The Children and Young People (Safety) Act 2017 signals a number of changes that will impact on you as an Aboriginal parent, family, carer and on the Aboriginal community more broadly.
When we think about child protection, we think about Aboriginal children being taken away from families and about families being broken apart, confused, stressed and powerless against a system that seems to have so much power.

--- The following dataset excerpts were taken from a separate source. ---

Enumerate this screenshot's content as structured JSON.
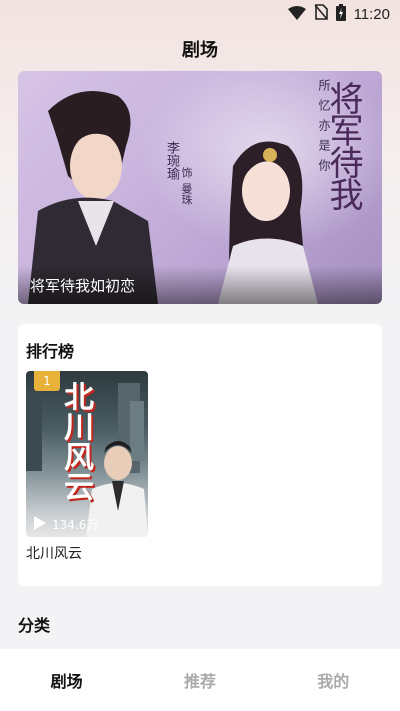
{
  "status_bar": {
    "time": "11:20",
    "icons": [
      "wifi-icon",
      "no-sim-icon",
      "battery-icon"
    ]
  },
  "header": {
    "title": "剧场"
  },
  "banner": {
    "caption": "将军待我如初恋",
    "poster_title": "将军待我",
    "poster_tagline": "所忆亦是你",
    "actor_1": "李琬瑜",
    "actor_role": "饰",
    "actor_2": "曼珠"
  },
  "ranking": {
    "title": "排行榜",
    "items": [
      {
        "rank": "1",
        "cover_text": "北川风云",
        "name": "北川风云",
        "plays": "134.6万"
      }
    ]
  },
  "categories": {
    "title": "分类"
  },
  "bottom_nav": {
    "items": [
      {
        "label": "剧场",
        "active": true
      },
      {
        "label": "推荐",
        "active": false
      },
      {
        "label": "我的",
        "active": false
      }
    ]
  },
  "colors": {
    "accent_badge": "#e8b13a",
    "active_nav": "#111111",
    "inactive_nav": "#aaaaaa"
  }
}
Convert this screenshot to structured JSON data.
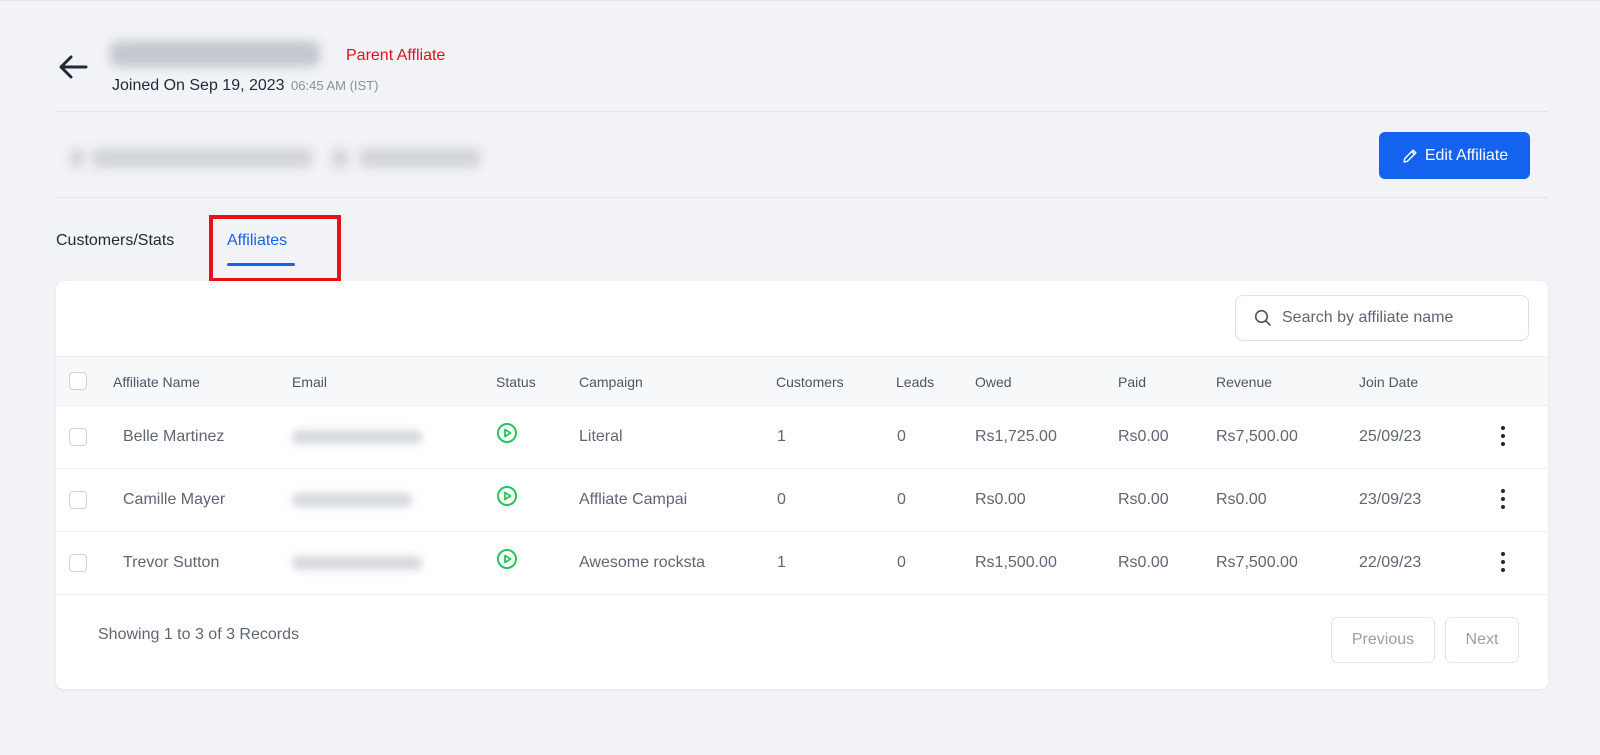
{
  "header": {
    "parent_label": "Parent Affliate",
    "joined_label": "Joined On Sep 19, 2023",
    "joined_time": "06:45 AM (IST)",
    "edit_button": "Edit Affiliate"
  },
  "tabs": [
    {
      "label": "Customers/Stats",
      "active": false
    },
    {
      "label": "Affiliates",
      "active": true
    }
  ],
  "search": {
    "placeholder": "Search by affiliate name"
  },
  "table": {
    "columns": [
      "Affiliate Name",
      "Email",
      "Status",
      "Campaign",
      "Customers",
      "Leads",
      "Owed",
      "Paid",
      "Revenue",
      "Join Date"
    ],
    "rows": [
      {
        "name": "Belle Martinez",
        "status": "active",
        "campaign": "Literal",
        "customers": "1",
        "leads": "0",
        "owed": "Rs1,725.00",
        "paid": "Rs0.00",
        "revenue": "Rs7,500.00",
        "join_date": "25/09/23"
      },
      {
        "name": "Camille Mayer",
        "status": "active",
        "campaign": "Affliate Campai",
        "customers": "0",
        "leads": "0",
        "owed": "Rs0.00",
        "paid": "Rs0.00",
        "revenue": "Rs0.00",
        "join_date": "23/09/23"
      },
      {
        "name": "Trevor Sutton",
        "status": "active",
        "campaign": "Awesome rocksta",
        "customers": "1",
        "leads": "0",
        "owed": "Rs1,500.00",
        "paid": "Rs0.00",
        "revenue": "Rs7,500.00",
        "join_date": "22/09/23"
      }
    ]
  },
  "footer": {
    "records_text": "Showing 1 to 3 of 3 Records",
    "previous": "Previous",
    "next": "Next"
  },
  "colors": {
    "accent": "#1463f0",
    "parent_label": "#e0101a",
    "status_active": "#22c55e",
    "highlight_box": "#e8101b"
  },
  "icons": {
    "back": "arrow-left-icon",
    "edit": "pencil-icon",
    "search": "search-icon",
    "status": "play-circle-icon",
    "row_menu": "more-vertical-icon"
  }
}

AFSS strongly believes that all Aboriginal people have a right to be heard and to be involved in all decisions that affect their children and young people. AFSS’ role in this project is to facilitate genuine, meaningful and honest engagement with local Aboriginal families and groups and to create pathways of communication between Aboriginal groups and the Department for Child Protection – also known as DCP or welfare.
Through this initiative our goal is to share information about the changes in the child protection system and to consult with parents, extended family, and local communities. The focus will always be about improving outcomes for Aboriginal families and on ways to keep Aboriginal children within their family and communities.
Download the project fact sheets below for more information
Why is Child Protection Involved?
Aboriginal and Torres Strait Islander Child Protection Principle
Onus on the Parents
Child Contact Arrangements
Supported by the Sidney Myer Foundation and overseen by a Steering Committee, AFSS Aboriginal Community Engagement Project aims to engage with Aboriginal families and communities across Northern Metropolitan Adelaide and Port Augusta about child protection.